First Reading:  Acts 10:34a, 37-43


The Conversion of Cornelius


Literal Translation

34a Having opened his mouth, Peter said,


36 The word which (God) sent to the sons of Israel, proclaiming the Good News of peace though CHRIST JESUS, this (ONE) is LORD of all, 37 you know the word having come about throughout all Judea, beginning in Galilee after the baptism that John announced, 38 JESUS, the (ONE) from Nazareth, as God anointed HIM with the Holy Spirit and power, WHO came throughout (the people), doing good works and curing all those having fallen under the power of the devil. 39 We are all witnesses of what HE did in both the countryside of the Jews and [in] Jerusalem.
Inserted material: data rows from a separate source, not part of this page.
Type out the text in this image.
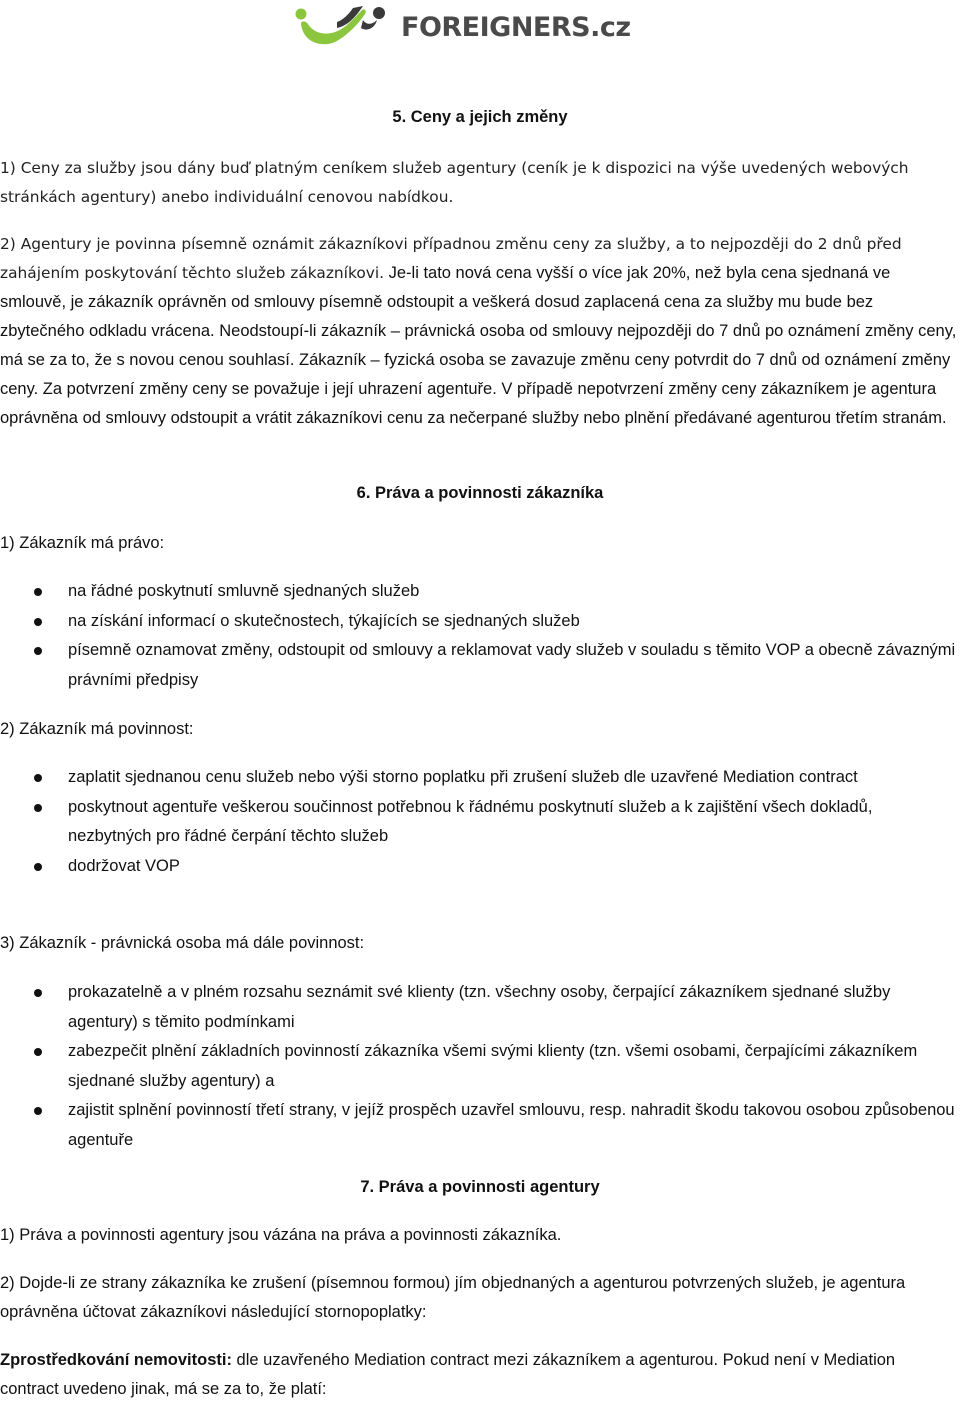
FOREIGNERS.cz
5. Ceny a jejich změny

1) Ceny za služby jsou dány buď platným ceníkem služeb agentury (ceník je k dispozici na výše uvedených webových stránkách agentury) anebo individuální cenovou nabídkou.

2) Agentury je povinna písemně oznámit zákazníkovi případnou změnu ceny za služby, a to nejpozději do 2 dnů před zahájením poskytování těchto služeb zákazníkovi. Je-li tato nová cena vyšší o více jak 20%, než byla cena sjednaná ve smlouvě, je zákazník oprávněn od smlouvy písemně odstoupit a veškerá dosud zaplacená cena za služby mu bude bez zbytečného odkladu vrácena. Neodstoupí-li zákazník – právnická osoba od smlouvy nejpozději do 7 dnů po oznámení změny ceny, má se za to, že s novou cenou souhlasí. Zákazník – fyzická osoba se zavazuje změnu ceny potvrdit do 7 dnů od oznámení změny ceny. Za potvrzení změny ceny se považuje i její uhrazení agentuře. V případě nepotvrzení změny ceny zákazníkem je agentura oprávněna od smlouvy odstoupit a vrátit zákazníkovi cenu za nečerpané služby nebo plnění předávané agenturou třetím stranám.

6. Práva a povinnosti zákazníka

1) Zákazník má právo:

na řádné poskytnutí smluvně sjednaných služeb
na získání informací o skutečnostech, týkajících se sjednaných služeb
písemně oznamovat změny, odstoupit od smlouvy a reklamovat vady služeb v souladu s těmito VOP a obecně závaznými právními předpisy

2) Zákazník má povinnost:

zaplatit sjednanou cenu služeb nebo výši storno poplatku při zrušení služeb dle uzavřené Mediation contract
poskytnout agentuře veškerou součinnost potřebnou k řádnému poskytnutí služeb a k zajištění všech dokladů, nezbytných pro řádné čerpání těchto služeb
dodržovat VOP

3) Zákazník - právnická osoba má dále povinnost:

prokazatelně a v plném rozsahu seznámit své klienty (tzn. všechny osoby, čerpající zákazníkem sjednané služby agentury) s těmito podmínkami
zabezpečit plnění základních povinností zákazníka všemi svými klienty (tzn. všemi osobami, čerpajícími zákazníkem sjednané služby agentury) a
zajistit splnění povinností třetí strany, v jejíž prospěch uzavřel smlouvu, resp. nahradit škodu takovou osobou způsobenou agentuře
7. Práva a povinnosti agentury

1) Práva a povinnosti agentury jsou vázána na práva a povinnosti zákazníka.

2) Dojde-li ze strany zákazníka ke zrušení (písemnou formou) jím objednaných a agenturou potvrzených služeb, je agentura oprávněna účtovat zákazníkovi následující stornopoplatky:

Zprostředkování nemovitosti: dle uzavřeného Mediation contract mezi zákazníkem a agenturou. Pokud není v Mediation contract uvedeno jinak, má se za to, že platí:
Whom they killed, having hanged on wood, 40 this (ONE) God raised [on] the third day and made him to become manifest, 41 not to all the people, but to the witnesses, those having been appointed by God, to us, who ate and drank together with him after his rising from the dead. 42 HE commanded us to announce and to (throughly) witness that this is the (ONE) assigned by God as judge of the living and the dead. 43 To this (event), the prophets witness: to receive the sending away of sins through HIS name for all trusting HIM.
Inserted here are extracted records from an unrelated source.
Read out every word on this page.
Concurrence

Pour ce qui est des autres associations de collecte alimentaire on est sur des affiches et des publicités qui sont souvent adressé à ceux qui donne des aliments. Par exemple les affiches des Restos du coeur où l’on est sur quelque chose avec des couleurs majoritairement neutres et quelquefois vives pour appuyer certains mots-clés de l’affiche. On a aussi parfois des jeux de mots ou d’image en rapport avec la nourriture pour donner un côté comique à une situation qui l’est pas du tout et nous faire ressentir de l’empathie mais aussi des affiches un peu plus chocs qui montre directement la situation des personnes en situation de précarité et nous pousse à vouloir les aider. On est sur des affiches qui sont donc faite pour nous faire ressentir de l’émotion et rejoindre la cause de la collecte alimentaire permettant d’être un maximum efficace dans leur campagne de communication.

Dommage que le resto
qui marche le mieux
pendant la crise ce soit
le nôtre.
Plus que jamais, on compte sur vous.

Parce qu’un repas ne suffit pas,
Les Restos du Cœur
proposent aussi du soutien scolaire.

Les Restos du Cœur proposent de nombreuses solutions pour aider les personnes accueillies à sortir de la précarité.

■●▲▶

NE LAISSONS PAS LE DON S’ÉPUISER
10:34 "Having opened his mouth" is a Semitic expression meaning "he began to speak."


10:41 "having been appointed by God" is literally "having God spread his hand over." This was a sign of mission.
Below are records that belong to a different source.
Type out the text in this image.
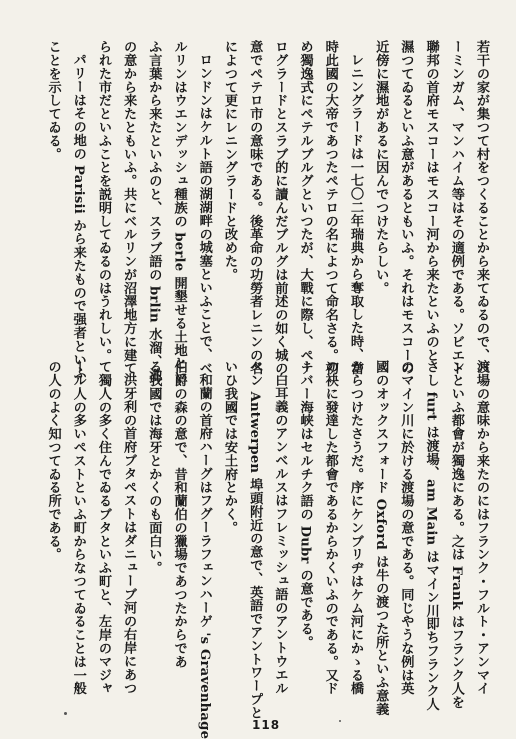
若干の家が集つて村をつくることから来てゐるので、バ

ーミンガム、マンハイム等はその適例である。ソビエト

聯邦の首府モスコーはモスコー河から来たといふのと

濕つてゐるといふ意があるともいふ。それはモスコーの

近傍に濕地があるに因んでつけたらしい。

レニングラードは一七〇二年瑞典から奪取した時、當

時此國の大帝であつたペテロの名によつて命名さる。初

め獨逸式にペテルブルグといつたが、大戰に際し、ペテ

ログラードとスラブ的に讀んだブルグは前述の如く城の

意でペテロ市の意味である。後革命の功勞者レニンの名

によつて更にレニングラードと改めた。

ロンドンはケルト語の湖湖畔の城塞といふことで、ベ

ルリンはウエンデッシュ種族の berle 開墾せる土地とい

ふ言葉から来たといふのと、スラブ語の brlin 水溜、池

の意から来たともいふ。共にベルリンが沼澤地方に建て

られた市だといふことを説明してゐるのはうれしい。

パリーはその地の Parisii から来たもので强者といふ

ことを示してゐる。

渡場の意味から来たのにはフランク・フルト・アンマイ

ンといふ都會が獨逸にある。之は Frank はフランク人を

さし furt は渡場、am Main はマイン川即ちフランク人

のマイン川に於ける渡場の意である。同じやうな例は英

國のオックスフォード Oxford は牛の渡つた所といふ意義

からつけたさうだ。序にケンブリヂはケム河にかゝる橋

の袂に發達した都會であるからかくいふのである。又ド

ーバー海峡はセルチク語の Dubr の意である。

白耳義のアンベルスはフレミッシュ語のアントウエル

ペン Antwerpen 埠頭附近の意で、英語でアントワープと

いひ我國では安土府とかく。

和蘭の首府ハーグはフグーラフェンハーゲ 's Gravenhage

伯爵の森の意で、昔和蘭伯の獵場であつたからであ

る我國では海牙とかくのも面白い。

洪牙利の首府ブタペストはダニューブ河の右岸にあつ

て獨人の多く住んでゐるブタといふ町と、左岸のマジャ

ール人の多いペストといふ町からなつてゐることは一般

の人のよく知つてゐる所である。

118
In this passage from Acts, Peter proclaimed the Good News to the household of Cornelius, a Roman centurion (leader of a cohort). Cornelius was "righteous Gentile," someone who worshiped the Jewish God and showed partiality to the Jews. According to Acts, Cornelius' worship and almsgiving to God's chosen were impeccable. However, Cornelius did not convert; conversion to Judaism meant resigning his commission in the Army, since military service required offering incense to an image of the Emperor as a sign of allegiance. Offering incense to the Emperor's image was considered to be idolatry to Jews.


Peter came to the house (i.e., family) of Cornelius to preach the Good News. By entering the house of a Gentile, no matter how righteous, Peter made himself ritually impure. But this was little concern to Peter; he was there to proclaim the Good News. This passage is an early summation of the Gospel.


Notice was is included and what is missing. Peter began with the reputation of Jesus after John's ministry [37]; the author of Acts assumes John's life was common knowledge. (Nothing was mentioned about Jesus' birth or baptism.) Peter summarized the Jesus' public life as God initiative (anointing of the Holy Spirit and power); Jesus exorcized, healed, and did good works [38]. (His teachings were not mentioned, although they did exist in the community in oral form). Finally, Peter related Jesus' death (as a human act) and resurrection (as God's action) [39-40].


Peter used the personal witness as a bridge between the events of Galilee and Jerusalem [39] and again to stress the reality of the resurrection [41]. Personal witness became God's commission to preach Jesus as Lord (judge of living and dead) [42]; what they saw was a command to tell others. Along with personal testimony, the apostles had Scriptural and traditional standing; the "prophets" represented the Bible [43]. And the message from the apostles and the prophets was clear; those who believed (regardless of nation, class, color or culture) in Christ (i.e., his "name") would receive the forgiveness that God offered to all.


Does our faith in Christ' name help us to see everyone as God's child? Do we accept others, even the "lily and poinsettia" Catholics, as God accepts us?